Vincent is incredibly unselfish in the ring. He is perfectly willing to take a massive bump through a wooden table to put a veteran team over. By moving to TNA full-time, The Righteous would instantly become the top heel team on the roster. They could easily transition from this current feud with The Hardys into programs with ABC or The Rascalz. The contrasting styles book themselves.
The critical flaw: The gimmick is broken
However, we need to be realistic about what TNA is buying. No signing is perfect. The Righteous arrive with significant baggage.
To be blunt, their run in AEW was a creative failure. Tony Khan gave them multiple opportunities on television, but they never managed to connect with the larger stadium crowds. Their promos, while delivered with decent cadence and creepy inflection by Vincent, were often rambling salads of cryptic nonsense.
They lacked a clear, definable motivation. Why were they attacking people? What were they trying to achieve in the tag division? It often felt like they were doing a Wyatt Family tribute act without any of the underlying menace or narrative hook that made Bray Wyatt so compelling.
When they stepped into the ring on AEW Collision, the pacing routinely slowed to an absolute crawl. Dutch throws a heavy lariat, but his movement around the ring is plodding. The crowd would lose interest within the first three minutes.
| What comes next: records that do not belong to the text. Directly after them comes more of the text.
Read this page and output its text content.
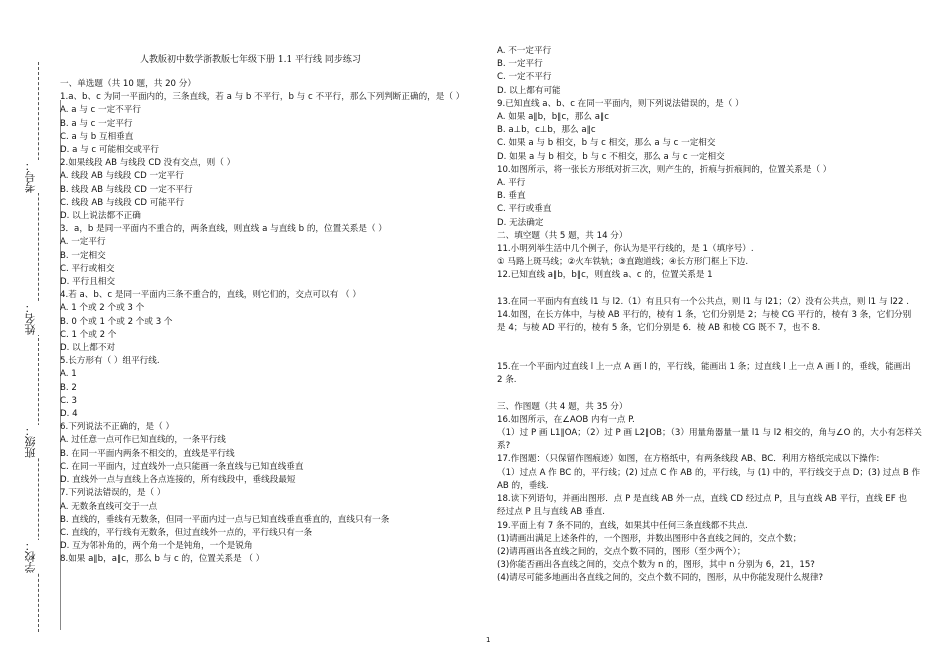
考号：
姓名：
班级：
学校：
人教版初中数学浙教版七年级下册 1.1 平行线 同步练习
一、单选题（共 10 题，共 20 分）
1.a、b、c 为同一平面内的，三条直线，若 a 与 b 不平行，b 与 c 不平行，那么下列判断正确的，是（ ）
A. a 与 c 一定不平行
B. a 与 c 一定平行
C. a 与 b 互相垂直
D. a 与 c 可能相交或平行
2.如果线段 AB 与线段 CD 没有交点，则（ ）
A. 线段 AB 与线段 CD 一定平行
B. 线段 AB 与线段 CD 一定不平行
C. 线段 AB 与线段 CD 可能平行
D. 以上说法都不正确
3．a，b 是同一平面内不重合的，两条直线，则直线 a 与直线 b 的，位置关系是（ ）
A. 一定平行
B. 一定相交
C. 平行或相交
D. 平行且相交
4.若 a、b、c 是同一平面内三条不重合的，直线，则它们的，交点可以有 （ ）
A. 1 个或 2 个或 3 个
B. 0 个或 1 个或 2 个或 3 个
C. 1 个或 2 个
D. 以上都不对
5.长方形有（ ）组平行线.
A. 1
B. 2
C. 3
D. 4
6.下列说法不正确的，是（ ）
A. 过任意一点可作已知直线的，一条平行线
B. 在同一平面内两条不相交的，直线是平行线
C. 在同一平面内，过直线外一点只能画一条直线与已知直线垂直
D. 直线外一点与直线上各点连接的，所有线段中，垂线段最短
7.下列说法错误的，是（ ）
A. 无数条直线可交于一点
B. 直线的，垂线有无数条，但同一平面内过一点与已知直线垂直垂直的，直线只有一条
C. 直线的，平行线有无数条，但过直线外一点的，平行线只有一条
D. 互为邻补角的，两个角一个是钝角，一个是锐角
8.如果 a∥b，a∥c，那么 b 与 c 的，位置关系是 （ ）
A. 不一定平行
B. 一定平行
C. 一定不平行
D. 以上都有可能
9.已知直线 a、b、c 在同一平面内，则下列说法错误的，是（ ）
A. 如果 a∥b，b∥c，那么 a∥c
B. a⊥b，c⊥b，那么 a∥c
C. 如果 a 与 b 相交，b 与 c 相交，那么 a 与 c 一定相交
D. 如果 a 与 b 相交，b 与 c 不相交，那么 a 与 c 一定相交
10.如图所示，将一张长方形纸对折三次，则产生的，折痕与折痕间的，位置关系是（ ）
A. 平行
B. 垂直
C. 平行或垂直
D. 无法确定
二、填空题（共 5 题，共 14 分）
11.小明列举生活中几个例子，你认为是平行线的，是 1（填序号）.
① 马路上斑马线；②火车铁轨；③直跑道线；④长方形门框上下边.
12.已知直线 a∥b，b∥c，则直线 a、c 的，位置关系是 1
13.在同一平面内有直线 l1 与 l2.（1）有且只有一个公共点，则 l1 与 l21；（2）没有公共点，则 l1 与 l22 .
14.如图，在长方体中，与棱 AB 平行的，棱有 1 条，它们分别是 2；与棱 CG 平行的，棱有 3 条，它们分别
是 4；与棱 AD 平行的，棱有 5 条，它们分别是 6．棱 AB 和棱 CG 既不 7，也不 8.
15.在一个平面内过直线 l 上一点 A 画 l 的，平行线，能画出 1 条；过直线 l 上一点 A 画 l 的，垂线，能画出
2 条.
三、作图题（共 4 题，共 35 分）
16.如图所示，在∠AOB 内有一点 P.
（1）过 P 画 L1∥OA；（2）过 P 画 L2∥OB；（3）用量角器量一量 l1 与 l2 相交的，角与∠O 的，大小有怎样关
系?
17.作图题：（只保留作图痕迹）如图，在方格纸中，有两条线段 AB、BC．利用方格纸完成以下操作:
（1）过点 A 作 BC 的，平行线；(2) 过点 C 作 AB 的，平行线，与 (1) 中的，平行线交于点 D；(3) 过点 B 作
AB 的，垂线.
18.读下列语句，并画出图形．点 P 是直线 AB 外一点，直线 CD 经过点 P，且与直线 AB 平行，直线 EF 也
经过点 P 且与直线 AB 垂直.
19.平面上有 7 条不同的，直线，如果其中任何三条直线都不共点.
(1)请画出满足上述条件的，一个图形，并数出图形中各直线之间的，交点个数；
(2)请再画出各直线之间的，交点个数不同的，图形（至少两个）；
(3)你能否画出各直线之间的，交点个数为 n 的，图形，其中 n 分别为 6，21，15?
(4)请尽可能多地画出各直线之间的，交点个数不同的，图形，从中你能发现什么规律?
1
If TNA is going to commit guaranteed money to Vincent and Dutch, they have to completely overhaul the presentation. They need a distinct reason to exist on iMPACT. Creative must force them to articulate clear goals. Otherwise, they will simply recreate the exact same apathy they generated in Jacksonville.
Probability and Timeline
I rate the probability of this signing as Medium.
Wrestling is a business of relationships. The Hardys have significant pull backstage in TNA. If Matt and Jeff enjoyed working with Vincent and Dutch during the build to Rebellion, they will absolutely advocate for the front office to sign them.
Furthermore, Tony Khan has been quietly letting contracts expire rather than releasing talent outright. It is highly likely that The Righteous are simply working through the final days of their previous agreements.
If the deal is signed, expect a formal confirmation shortly after the Rebellion pay-per-view. It is standard practice in TNA to debut or confirm new signings during the immediate post-PPV television tapings.
The Final Verdict
The impact on the TNA roster will be immediate but modest. The Righteous are not needle-movers. They are not going to spike the television ratings on Thursday nights.
What they provide is functional stability. They will eat up television time. They will anchor a mid-card feud. They will credibly challenge for the tag titles. In the chaotic business of professional wrestling, sometimes a promotion does not need a game-changer. Sometimes, they just need two reliable guys who are willing to bleed and make the aging champions look good. The Righteous are ready to play that exact role.